Baca juga: Mula Tim Garuda
Di sisi lain, Fiji Football Association (FFA) tak menutup mata. Mengutip laman resmi FFA, 18 Februari 2023, Presiden FFA Rajesh Patel meresponnya dengan memulangkan pemainnya yang memicu perkelahian itu dan akan memberi sanksi disiplin tegas. Federasi sepakbola Fiji juga meminta maaf kepada manajemen dan pemain timnas serta publik Indonesia.
“Fiji FA tidak akan membiarkan perilaku seperti itu dari pemain nasional kami di dalam tim. Kami akan menindak tegas pemain yang mencederai sepakbola dan negara,” tutur Patel.

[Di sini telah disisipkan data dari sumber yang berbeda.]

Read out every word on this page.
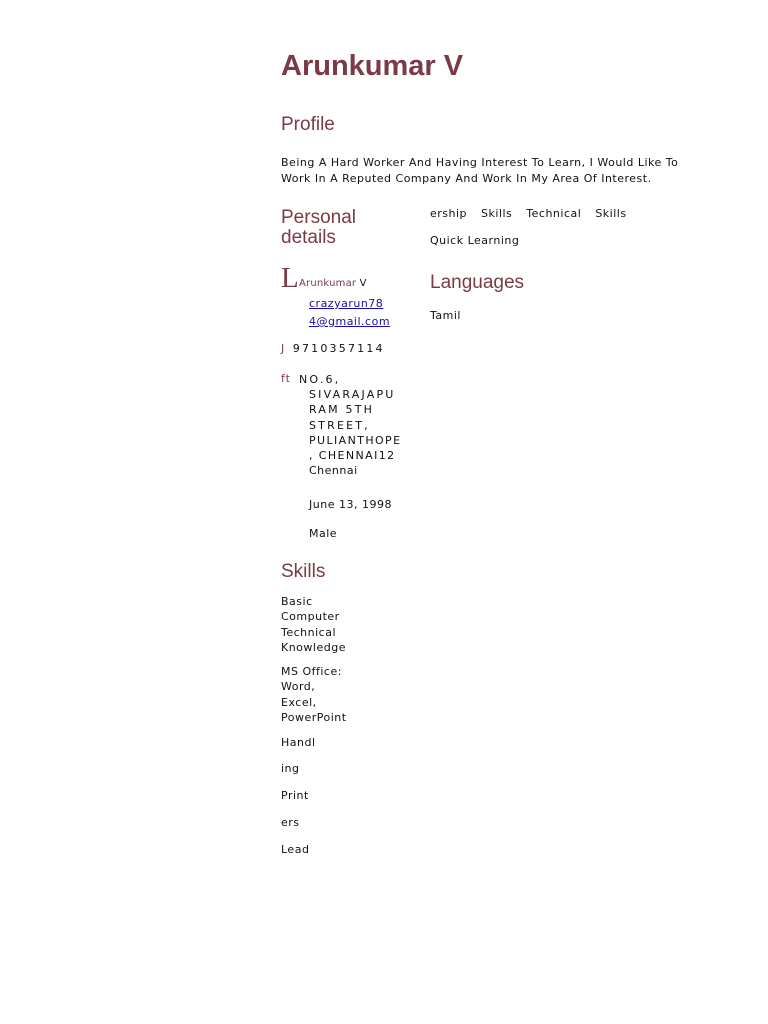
Arunkumar V
Profile
Being A Hard Worker And Having Interest To Learn, I Would Like To
Work In A Reputed Company And Work In My Area Of Interest.
Personal
details
L Arunkumar V
crazyarun78
4@gmail.com
J 9710357114
ft NO.6,
SIVARAJAPU
RAM 5TH
STREET,
PULIANTHOPE
, CHENNAI12
Chennai
June 13, 1998
Male
Skills
Basic
Computer
Technical
Knowledge
MS Office:
Word,
Excel,
PowerPoint
Handl
ing
Print
ers
Lead
ership Skills Technical Skills
Quick Learning
Languages
Tamil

Fiji U-20 sendiri, sebagai runner-up OFC U-19 Championship 2022, akan jadi satu dari 24 peserta Piala Dunia U-20 2023 di Indonesia. Turnamen terbesar kedua dalam kalender FIFA tersebut juga akan jadi keikutsertaan kedua Fiji U-20 yang melakoni debut di Piala Dunia U-20 pada 2015 di Selandia Baru dengan hasil akhir babak grup semata.
Baca juga: Piala AFF, Turnamen Para Jawara Asia Tenggara
Dari Misionaris Eropa hingga Dominasi India
Levuka, kota di tepi pantai Pulau Ovalau, Fiji di Pasifik Barat punya panorama alam yang elok. Di kawasan Nasova, pada 10 Oktober 1874 penguasa terakhir Kerajaan Fiji, Ratu Seru Epinesa Cakobau, menandatangani Deed of Cession atau penyerahan formal Kepulauan Fiji menjadi koloni Inggris.
Maka kota itu masih kental dengan bangunan-bangunan bernuansa Eropa karena hingga 1877 pun Levuka dijadikan ibukota koloni. Bermacam kultur Eropa pun mulai terasa di berbagai aspek kehidupan yang dibawa para pendatang Eropa, salah satunya sepakbola.
Mengutip suratkabar The Sun, 18 Maret 2021, Levuka selain menjadi pusat penyebaran agama juga jadi pusat dimulainya permainan “si kulit bundar” di tanah “Viti” atau sebutan Fiji bagi orang-orang Austronesia. Para misionaris Eropa sejak 1889 selalu mengikutsertakan permainan sepakbola sebagai salah satu program sekolah-sekolahnya.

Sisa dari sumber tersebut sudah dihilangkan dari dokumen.